In one interaction with the dogs, researchers also tried to push the sausage through a plexiglass pane.

The results indicate that dogs show more patience with unskillful people than with unseemly ones.

Previous studies have established the close social bond between humans and canines, but researchers have a limited understanding of how dogs comprehend human intent.

The new study tracked dogs’ body movements using eight cameras as researchers offered food to the canines in different ways.

Scientists tracked the canines’ reactions in a span of 30 seconds when the dogs had to wait to receive their food.

Researchers could track behaviour patterns exhibited by the dogs using a machine learning algorithm trained to detect and follow specific points on the dogs’ bodies.

The new study found that the dogs reacted differently to this “clumsiness”, “teasing” and “incompetence” exhibited by the researchers.
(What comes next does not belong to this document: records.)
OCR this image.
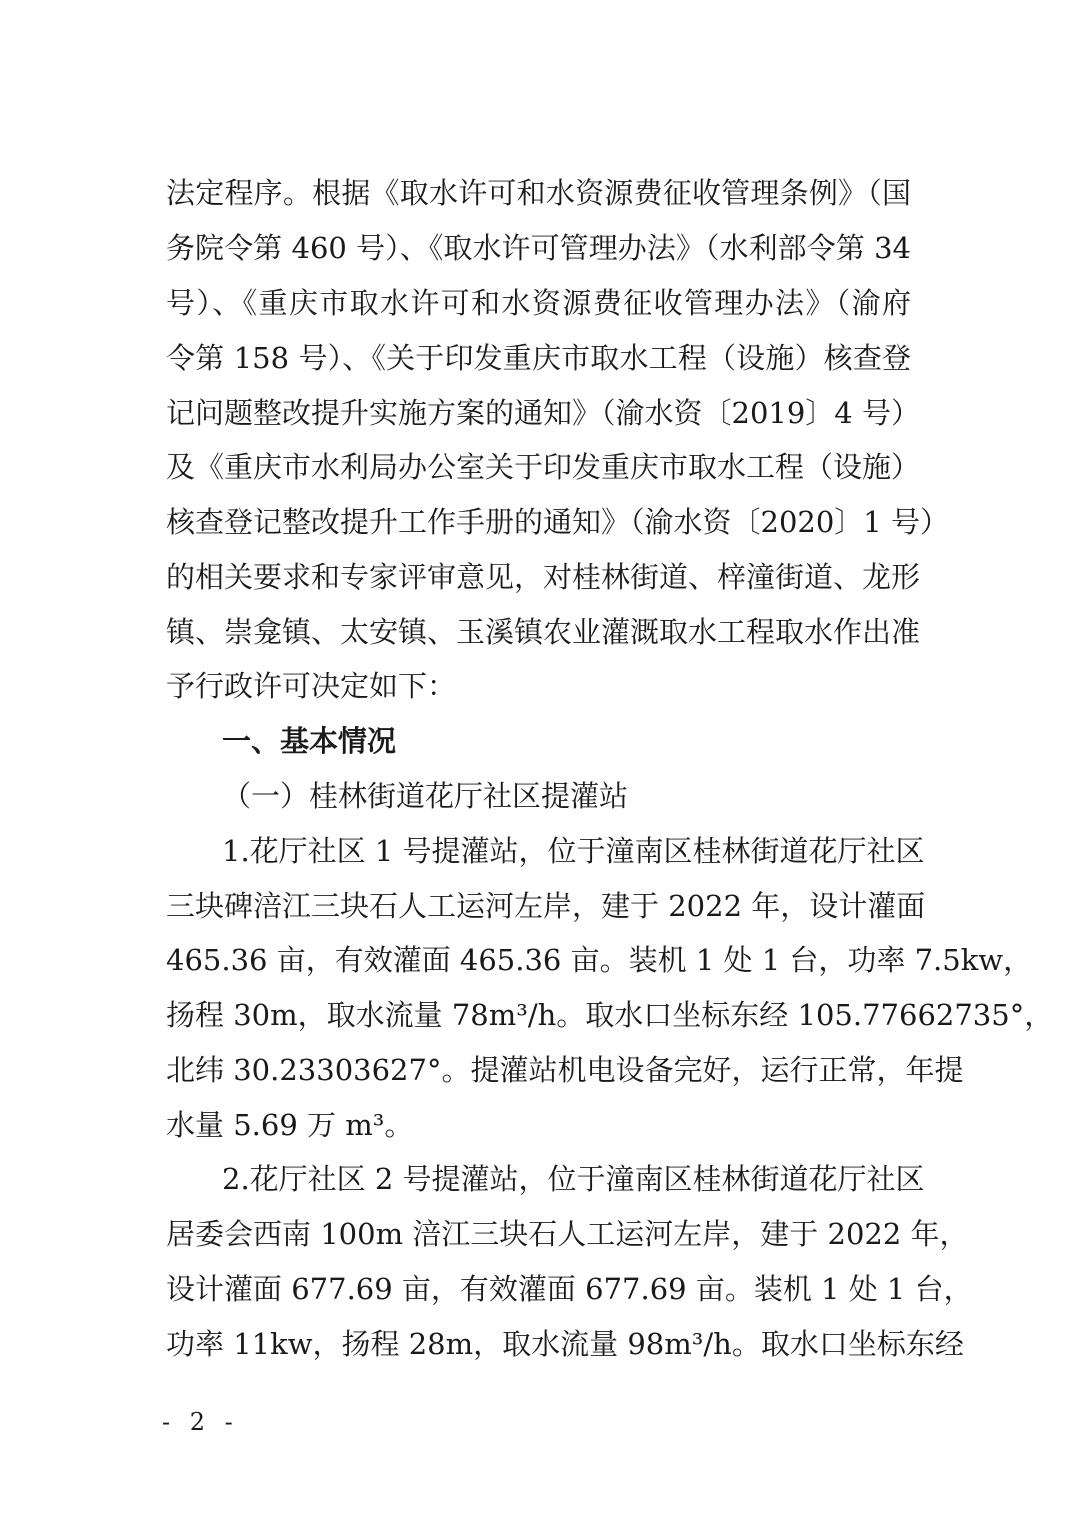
法定程序。根据《取水许可和水资源费征收管理条例》（国
务院令第 460 号）、《取水许可管理办法》（水利部令第 34
号）、《重庆市取水许可和水资源费征收管理办法》（渝府
令第 158 号）、《关于印发重庆市取水工程（设施）核查登
记问题整改提升实施方案的通知》（渝水资〔2019〕4 号）
及《重庆市水利局办公室关于印发重庆市取水工程（设施）
核查登记整改提升工作手册的通知》（渝水资〔2020〕1 号）
的相关要求和专家评审意见，对桂林街道、梓潼街道、龙形
镇、崇龛镇、太安镇、玉溪镇农业灌溉取水工程取水作出准
予行政许可决定如下：
一、基本情况
（一）桂林街道花厅社区提灌站
1.花厅社区 1 号提灌站，位于潼南区桂林街道花厅社区
三块碑涪江三块石人工运河左岸，建于 2022 年，设计灌面
465.36 亩，有效灌面 465.36 亩。装机 1 处 1 台，功率 7.5kw，
扬程 30m，取水流量 78m³/h。取水口坐标东经 105.77662735°，
北纬 30.23303627°。提灌站机电设备完好，运行正常，年提
水量 5.69 万 m³。
2.花厅社区 2 号提灌站，位于潼南区桂林街道花厅社区
居委会西南 100m 涪江三块石人工运河左岸，建于 2022 年，
设计灌面 677.69 亩，有效灌面 677.69 亩。装机 1 处 1 台，
功率 11kw，扬程 28m，取水流量 98m³/h。取水口坐标东经
- 2 -
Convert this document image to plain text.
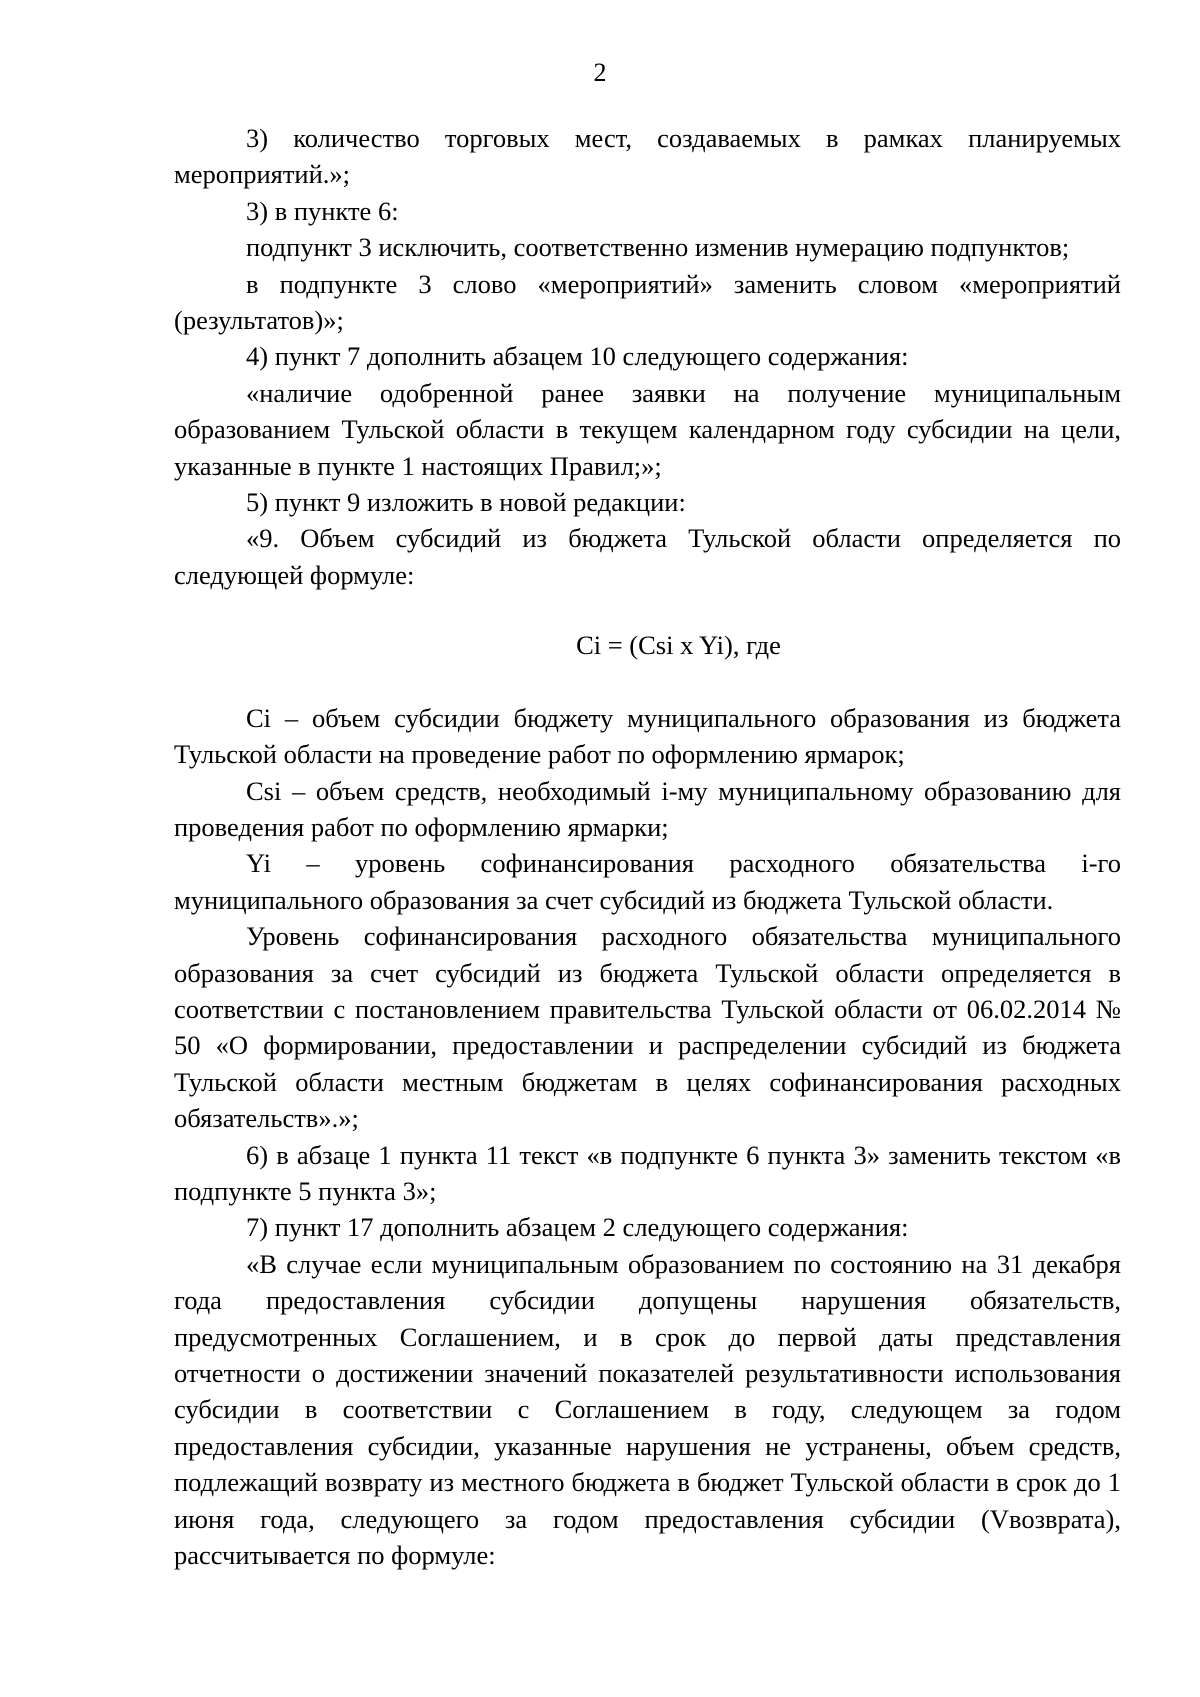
2

3) количество торговых мест, создаваемых в рамках планируемых мероприятий.»;

3) в пункте 6:

подпункт 3 исключить, соответственно изменив нумерацию подпунктов;

в подпункте 3 слово «мероприятий» заменить словом «мероприятий (результатов)»;

4) пункт 7 дополнить абзацем 10 следующего содержания:

«наличие одобренной ранее заявки на получение муниципальным образованием Тульской области в текущем календарном году субсидии на цели, указанные в пункте 1 настоящих Правил;»;

5) пункт 9 изложить в новой редакции:

«9. Объем субсидий из бюджета Тульской области определяется по следующей формуле:

Ci = (Csi x Yi), где

Ci – объем субсидии бюджету муниципального образования из бюджета Тульской области на проведение работ по оформлению ярмарок;

Csi – объем средств, необходимый i-му муниципальному образованию для проведения работ по оформлению ярмарки;

Yi – уровень софинансирования расходного обязательства i-го муниципального образования за счет субсидий из бюджета Тульской области.

Уровень софинансирования расходного обязательства муниципального образования за счет субсидий из бюджета Тульской области определяется в соответствии с постановлением правительства Тульской области от 06.02.2014 № 50 «О формировании, предоставлении и распределении субсидий из бюджета Тульской области местным бюджетам в целях софинансирования расходных обязательств».»;

6) в абзаце 1 пункта 11 текст «в подпункте 6 пункта 3» заменить текстом «в подпункте 5 пункта 3»;

7) пункт 17 дополнить абзацем 2 следующего содержания:

«В случае если муниципальным образованием по состоянию на 31 декабря года предоставления субсидии допущены нарушения обязательств, предусмотренных Соглашением, и в срок до первой даты представления отчетности о достижении значений показателей результативности использования субсидии в соответствии с Соглашением в году, следующем за годом предоставления субсидии, указанные нарушения не устранены, объем средств, подлежащий возврату из местного бюджета в бюджет Тульской области в срок до 1 июня года, следующего за годом предоставления субсидии (Vвозврата), рассчитывается по формуле:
When teased, scientists say the dogs averted their gaze, laid down in frustration, or ran to their owners more often than if the behaviours were just clumsy.

They say the dogs were the least able to watch when the humans exhibited absolute incapability when they wanted to squeeze the sausage through the pane.

“Our study provides evidence that dogs discriminate between superficially similar human actions that led to the same outcome but differed markedly in terms of underlying intentions,” scientists wrote in the study.

“The dogs behaved as if they understood the underlying intentions, for example by waiting longer for food to arrive from the clumsy than from the teasing human,” they noted.

At the end of the study, as a reward for their patience, each dog was rewarded with two treats without teasing, researchers say.